Le vendeur lui sourit avec bienveillance. Un de ces sourires sincères et authentiques qui vous réconforte et vous réchauffe le cœur. Il pressa son autre main sur l’épaule du jeune tourmenté et s’écria :

« Je vis au milieu des fleurs mon bon monsieur, n’est-ce pas là ma spécialité ? Le langage des fleurs n’a plus aucun secret pour moi ! Elles sont mon quotidien, mes amies et mes confidentes. De ce fait je sais précisément à qui elles s’adressent. »
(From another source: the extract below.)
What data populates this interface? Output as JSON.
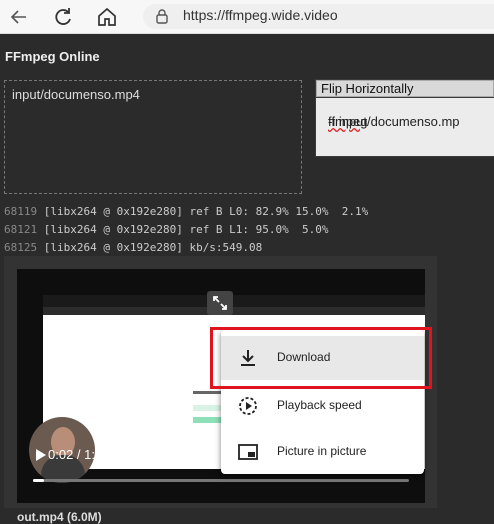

Thibault lui sourit timidement. L’homme reprit alors :

« Faites-moi confiance, j’ai résolu plus de soucis avec mes précieuses fleurs, que tous vos psychiatres et psychologues réunis ! Je sais écouter les gens, et lorsque ce ne sont pas des mots, c’est leur attitude qui parle pour eux. Je sais ce dont ils ont besoin, quand eux-mêmes ne le soupçonnent pas. Je les réconcilie, je les console, je les fais sourire, je me fais le messager de l’amour. Je fais partie intégrante de vos vies, je participe à chacun des instants qui les constituent sans même que vous y songiez. Telle est ma mission !»


Le jeune homme saisit finalement la rose entre ses doigts. Délicatement il la porta vers lui pour en humer le parfum. Une senteur douce et légère enveloppa ses narines. Fermant les yeux, il revit son visage, son sourire. Tant d’images qui le submergèrent pendant ce bref instant. Et quand il les rouvrit, devant le regard attentif de son interlocuteur, il se découvrit une assurance nouvelle.

« S’il vous plaît, auriez-vous l’extrême gentillesse de me confectionner le plus beau des bouquets ?», articula-t-il plus clairement qu’avant tout en souriant.

Le vendeur sourit, l’air amusé, et reprenant la fleur il lui répondit :

« Tellement beau qu’elle vous sautera au cou avec certitude ! Je suis le meilleur dans ma profession ! », Conclut-il avec un clin d’œil.

« Vous venez d’illuminer ma journée, si vous saviez... Je me sentais tellement désemparé », ajouta Thibault, un peu gêné.

« Le destin m’a déposé sur votre chemin ce soir. À la vue de cette âme éperdue et de ce cœur à secourir, je me devais de vous venir en aide ! », répondit-il.


Le vieil homme s’affairait déjà à la réalisation du bouquet. Il vint ajouter à la sublime rose, quelques feuillages et de petites fleurs blanches. Il les enveloppa dans un fin papier de soie rouge, puis dans un film transparent, avant de nouer le tout avec des rubans bordeaux et blanc.


Il revint enfin vers le jeune, lui tendant le magnifique bouquet avec précaution.

« Prenez autant soin de cette rose que de votre bien-aimée ! Je vous fais la promesse que les choses vont s’arranger. Ne tient qu'à vous à présent de trouver les mots et de les manier avec soin et finesse. Allez-y ne perdez pas plus de temps, allez la rejoindre ! », conclut-il.

Thibault retrouva alors un regain d'énergie. Il s'empara précautionneusement de celle-ci, déposa un billet sur le comptoir de l’échoppe et adressa un dernier mot au vendeur :

« Merci… », dit-il avec soulagement.